I call the elevator pitch something else. It’s more flexible to think of it as a situation-specific 30-second introduction. You really don’t need to have an extraordinary message, perfectly crafted and rehearsed so that you can perform it on command…that’s too much pressure! In my book I talk about a modular approach. Seriously…make it easier and give up the struggle!
Create a bullet list for yourself that you can authentically share at any opportune moment:
- your name, and perhaps how to remember it
- some credibility points about you (degrees, authorship, client organizations that are recognized names, years in an industry, etc.)
- whom you help
- what you help them to do
- and something you are passionate about
Keep it simple so you don’t have to memorize exact wording of anything but rather can generate it in any moment or social situation and make it relevant to whomever you are speaking. (I usually don’t talk much in elevators, how about you?)

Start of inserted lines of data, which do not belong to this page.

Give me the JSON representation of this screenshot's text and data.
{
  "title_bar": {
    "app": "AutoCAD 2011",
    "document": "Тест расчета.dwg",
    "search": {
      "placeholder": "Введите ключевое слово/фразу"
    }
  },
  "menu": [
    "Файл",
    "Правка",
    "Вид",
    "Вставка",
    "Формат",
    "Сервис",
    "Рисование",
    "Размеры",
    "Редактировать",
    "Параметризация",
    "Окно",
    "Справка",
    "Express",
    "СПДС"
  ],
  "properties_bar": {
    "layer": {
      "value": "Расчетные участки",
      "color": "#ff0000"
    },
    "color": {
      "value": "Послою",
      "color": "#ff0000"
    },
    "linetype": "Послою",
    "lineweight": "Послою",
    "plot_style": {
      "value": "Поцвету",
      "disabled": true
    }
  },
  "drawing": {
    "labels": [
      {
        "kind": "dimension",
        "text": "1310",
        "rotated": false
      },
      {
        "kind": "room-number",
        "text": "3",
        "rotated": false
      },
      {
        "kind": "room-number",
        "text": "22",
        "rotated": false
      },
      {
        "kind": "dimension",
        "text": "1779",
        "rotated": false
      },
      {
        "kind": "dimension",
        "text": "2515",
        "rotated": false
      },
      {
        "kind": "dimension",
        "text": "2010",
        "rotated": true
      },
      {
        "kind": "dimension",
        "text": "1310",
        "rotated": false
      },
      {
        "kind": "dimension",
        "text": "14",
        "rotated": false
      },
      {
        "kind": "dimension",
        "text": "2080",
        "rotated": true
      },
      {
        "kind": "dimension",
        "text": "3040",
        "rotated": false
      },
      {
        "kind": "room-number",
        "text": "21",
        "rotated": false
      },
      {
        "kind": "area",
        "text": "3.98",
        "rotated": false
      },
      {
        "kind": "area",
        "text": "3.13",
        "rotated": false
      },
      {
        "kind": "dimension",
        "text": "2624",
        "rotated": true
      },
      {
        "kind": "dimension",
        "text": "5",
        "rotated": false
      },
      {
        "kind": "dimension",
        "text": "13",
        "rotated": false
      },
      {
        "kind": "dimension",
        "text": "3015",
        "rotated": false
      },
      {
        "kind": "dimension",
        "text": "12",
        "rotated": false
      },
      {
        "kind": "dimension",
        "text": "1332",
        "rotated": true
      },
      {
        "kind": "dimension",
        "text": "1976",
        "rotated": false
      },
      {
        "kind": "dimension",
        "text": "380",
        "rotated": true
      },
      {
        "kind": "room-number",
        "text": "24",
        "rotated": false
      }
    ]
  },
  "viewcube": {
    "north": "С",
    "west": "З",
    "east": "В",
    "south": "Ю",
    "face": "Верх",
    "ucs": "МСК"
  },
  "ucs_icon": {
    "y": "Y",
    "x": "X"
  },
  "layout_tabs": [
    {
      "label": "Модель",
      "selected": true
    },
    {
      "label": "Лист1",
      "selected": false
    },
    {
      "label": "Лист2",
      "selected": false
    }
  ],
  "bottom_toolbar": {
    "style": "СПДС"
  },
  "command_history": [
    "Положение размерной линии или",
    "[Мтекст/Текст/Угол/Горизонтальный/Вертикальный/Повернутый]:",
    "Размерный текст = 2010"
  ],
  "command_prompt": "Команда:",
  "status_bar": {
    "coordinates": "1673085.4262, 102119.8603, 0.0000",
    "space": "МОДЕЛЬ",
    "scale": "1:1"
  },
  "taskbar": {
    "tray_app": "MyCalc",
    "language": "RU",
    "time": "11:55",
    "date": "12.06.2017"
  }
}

I think for an elevator pitch to be most effective it needs to come off sounding natural. If you give your pitch and it sounds too rehearsed you can come across as insincere or worse, a load of you know what. Your advice should keep it sounding natural, genuine, and authentic.
Thanks for the post,
I totally agree. I’ve recently taken an intensive sales seminar and had problems with the leader. It was all very old school. All of us in sales need to be genuine and keep it simple. I like Suzi’s approach.
I use a similar approach, with emphasis on your points 3 and 4. In practice I use the phrase “I work with ____________ who want to __________” to articulate just what it is I do to bring value to my clients.